Шагая в порт, Репкин повторял про себя доводы Луначарского.
Зная судовые порядки и характер флотских кочегаров, Репкин в порту долго с каждым из них разговаривал, убеждал, и наконец на крейсере «Смелый» состоялся непредвиденный митинг.
— Мировая буржуазия перевернётся! — кричал с мостика кочегар, сагитированный Репкиным. — Понимать надо! Буржуазия заверяет, что мы с голоду дохнем, а у нас концерт! Большевики за Бородина! Это тебе не дуля с маком!
Кочегара поддерживало явное большинство.
И даже знакомый Репкину помощник капитана попросил слова.
— Господа, я полагаю, — сказал он, — что мы с вами можем оказать Петербургской консерватории наше содействие!
Ему громко, дружно хлопали.
— Правильно, ваше благородие!
На митинге вынесли резолюцию, и Репкин выехал из порта на машине, груженной углем. А уголь и в порту был на вес золота.
К вечеру в консерватории начались репетиции оркестра. Виолончель запела вступление к «Богатырской симфонии». Служители, неслышно ступая по коридорам, закрывали отдушники, не веря, что оттуда идёт тепло.

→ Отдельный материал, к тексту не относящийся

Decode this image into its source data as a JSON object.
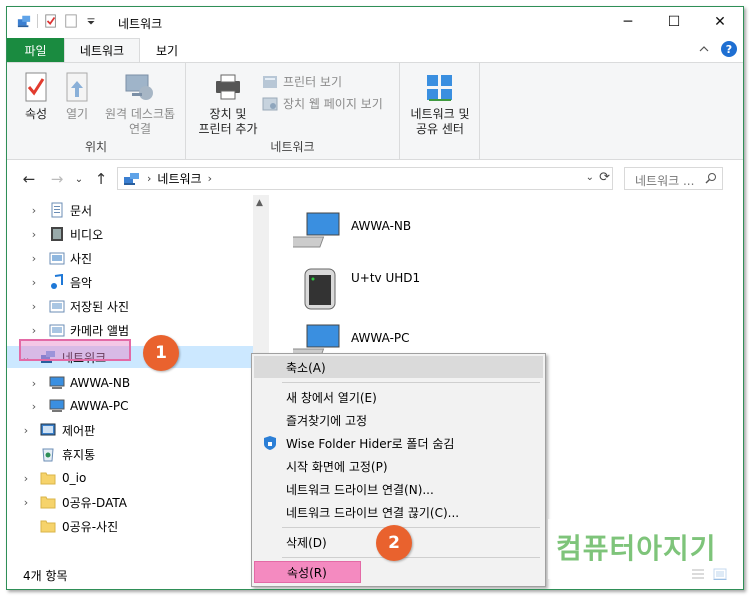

Неужели это большевики привезли уголь?
Выполнив распоряжение народного комиссара, Репкин решил, что на этом его миссия окончена.
— Разрешите отбыть?
Но Луначарский и слушать ничего не захотел:
— Вы мне необходимы, товарищ Репкин!
Уже через короткое время в Петрограде знали коренастого настойчивого матроса, который воевал за спектакли, концерты, представления в цирке.
Репкин успевал достать хлеб для артистов, обеспечить охрану музея, срочно напечатать в типографии плакаты для фронтовых поездов. Всё это было необычайно трудно, но Репкин справлялся.
— Я родился под счастливым созвездием, — говорил Луначарский. Он был доволен своим помощником.
В царском дворце
Тимошка долго оглядывал комнату в царском дворце, в которой помещалась комиссия по делам просвещения и искусств.
С восхищением дотрагивался до золочёных стульев. И вдруг увидал себя в зеркале. Сначала он отступил, а потом, подойдя совсем близко, дотронулся рукой до холодного стекла. Бледный, усталый мальчишка в плисовой кофте тоже приложил ладонь к его ладони. Тимошка наклонил голову и, тот, другой, тоже. Шея у мальчишки в зеркале тонкая, голова кудлатая, нечёсаная.